Civil society calls for an ambitious Digital Fairness Act on World Consumer Rights Day
On World Consumer Rights Day, EDRi and dozens of other civil society organisations have signed a joint letter urging the European Commission to adopt a strong Digital Fairness Act (DFA). The coalition calls for rules that address manipulative digital business models and protect people from harmful online practices. The letter echoes the recommendations set out in EDRi’s recent policy paper on a rights-based approach to digital fairness.
Civil society urges the EU to strengthen digital fairness
On 15 March, World Consumer Rights Day, EDRi and many other civil society organisations signed a coalition letter calling on the European Commission, urging them to deliver an ambitious Digital Fairness Act (DFA). The signatories stress that, altoughdigital technologies have become deeply embedded in everyday life, the online environment increasingly relies on business models built on behavioural manipulation, information asymmetries and data extraction.
The joint letter highlights that harmful online practices are no longer isolated incidents. Many services rely on design systems that steer behaviour, distort choices and exploit people’s attention and data. These systems generate financial, mental and social harms while distorting competition and eroding trust across the digital economy. Civil society organisations are therefore calling for a strong legislative response that modernises EU consumer law to address a number of pervasive business models and protects people of all ages online.
The signatories emphasise that the future DFA should modernise horizontal consumer protection rules, many of which were drafted over two decades ago, before behavioural targeting, algorithmic recommender systems and large-scale profiling became standard online practices. Updating these laws is therefore essential to ensure that they remain effective in the digital environment.
Addressing manipulative digital business models
The coalition letter focuses on several harmful practices that have become widespread across digital services. These include deceptive interface design, addictive features intended to maximise attention, unfair personalisation and exploitative influencer marketing practices. These tactics shape decisions before people even realise it, reducing their autonomy and limiting their ability to exercise their rights online.
These concerns closely align with the analysis presented in EDRi’s recent position paper “Breaking the extractive digital business model: a rights-based Digital Fairness Act” The paper explains how many digital services rely on design systems that manipulate behaviour and normalise large-scale data extraction, undermining fundamental rights such as autonomy, equality and the right to data protection.
EDRi’s analysis shows that existing EU rules only address parts of the problem. The General Data Protection Regulation (GDPR) regulates personal data processing, while the Digital Services Act (DSA) and Digital Markets Act (DMA) address certain risks associated to platform.. However, none of these instruments impose a general duty to ensure that digital services are designed in ways that respect people’s rights and autonomy across the market.
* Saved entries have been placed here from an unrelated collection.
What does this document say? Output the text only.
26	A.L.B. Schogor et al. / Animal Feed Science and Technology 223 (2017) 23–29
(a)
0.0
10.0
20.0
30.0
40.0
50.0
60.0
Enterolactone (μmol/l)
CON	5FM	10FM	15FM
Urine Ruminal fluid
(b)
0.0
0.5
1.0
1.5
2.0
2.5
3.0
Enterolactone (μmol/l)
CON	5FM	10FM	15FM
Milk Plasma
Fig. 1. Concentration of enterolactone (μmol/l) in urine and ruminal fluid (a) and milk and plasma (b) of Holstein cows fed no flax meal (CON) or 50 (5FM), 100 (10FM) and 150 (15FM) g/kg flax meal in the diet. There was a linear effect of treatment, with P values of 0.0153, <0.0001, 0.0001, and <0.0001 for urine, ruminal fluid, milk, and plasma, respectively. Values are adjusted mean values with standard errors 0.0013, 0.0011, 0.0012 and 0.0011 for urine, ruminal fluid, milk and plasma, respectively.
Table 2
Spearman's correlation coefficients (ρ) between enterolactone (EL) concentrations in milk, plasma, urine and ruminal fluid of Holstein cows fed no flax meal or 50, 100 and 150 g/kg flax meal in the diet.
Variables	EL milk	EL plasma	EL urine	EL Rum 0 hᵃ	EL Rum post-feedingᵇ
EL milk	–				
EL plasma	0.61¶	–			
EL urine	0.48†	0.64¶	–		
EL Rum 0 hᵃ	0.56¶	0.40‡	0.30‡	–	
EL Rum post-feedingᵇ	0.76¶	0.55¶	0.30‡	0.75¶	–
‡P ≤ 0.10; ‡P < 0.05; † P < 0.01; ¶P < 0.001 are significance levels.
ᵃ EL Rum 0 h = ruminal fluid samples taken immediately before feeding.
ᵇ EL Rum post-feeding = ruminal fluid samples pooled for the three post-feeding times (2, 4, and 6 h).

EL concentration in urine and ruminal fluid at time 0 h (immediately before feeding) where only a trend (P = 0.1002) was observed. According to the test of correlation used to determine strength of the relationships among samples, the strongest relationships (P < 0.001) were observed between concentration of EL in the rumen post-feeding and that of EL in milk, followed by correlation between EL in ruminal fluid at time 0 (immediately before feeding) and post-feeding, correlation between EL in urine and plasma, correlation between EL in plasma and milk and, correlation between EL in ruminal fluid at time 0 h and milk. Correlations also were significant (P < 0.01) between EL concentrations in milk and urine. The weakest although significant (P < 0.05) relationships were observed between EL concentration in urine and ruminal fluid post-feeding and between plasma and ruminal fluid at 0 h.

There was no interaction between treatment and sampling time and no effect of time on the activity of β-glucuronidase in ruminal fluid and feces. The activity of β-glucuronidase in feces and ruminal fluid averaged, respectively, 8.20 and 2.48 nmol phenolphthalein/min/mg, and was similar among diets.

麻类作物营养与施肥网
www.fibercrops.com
As a result, many harmful design practices continue to operate in legally grey areas. According to EDRi’s research, systems based on profiling, behavioural influence, and engagement optimisation can undermine meaningful consent, reinforce discrimination, and weaken people’s ability to control their digital environment.
A rights-based approach to digital fairness
EDRi’s position paper proposes that the Digital Fairness Act should introduce a structural fairness duty for digital services. This would require companies to ensure that the design of interfaces, personalisation systems and optimisation models does not exploit vulnerability or manipulate behaviour. Instead of placing the burden on individuals to resist harmful design, the responsibility would shift towards companies that design and operate these systems.
The paper also calls for clear prohibitions on manipulative design practices, stronger safeguards against profiling-based personalisation, and coordinated enforcement across regulatory regimes. Effective enforcement would require cooperation between consumer protection authorities, data protection regulators and competition authorities to address digital harms that cut across multiple legal frameworks.
Importantly, a rights-based DFA should complement existing EU digital laws rather than weaken them. The DFA should reinforce the protections established under the GDPR, ePrivacy rules and other parts of the EU digital rulebook, ensuring that consumer law cannot be used to bypass stronger safeguards for fundamental rights.
Why a strong Digital Fairness Act matters
The joint civil society letter marks an important milestone in the debate on the future of digital fairness in Europe. As digital environments increasingly shape how people access information, make decisions and exercise their rights, regulators must address the structural design choices that influence behaviour at scale. By introducing clear rules against manipulative practices and ensuring strong enforcement, the DFA can help create digital markets that respect people’s rights rather than exploit them. EDRi and its partners will continue working with policymakers to ensure that the forthcoming legislation delivers meaningful protections for everyone online.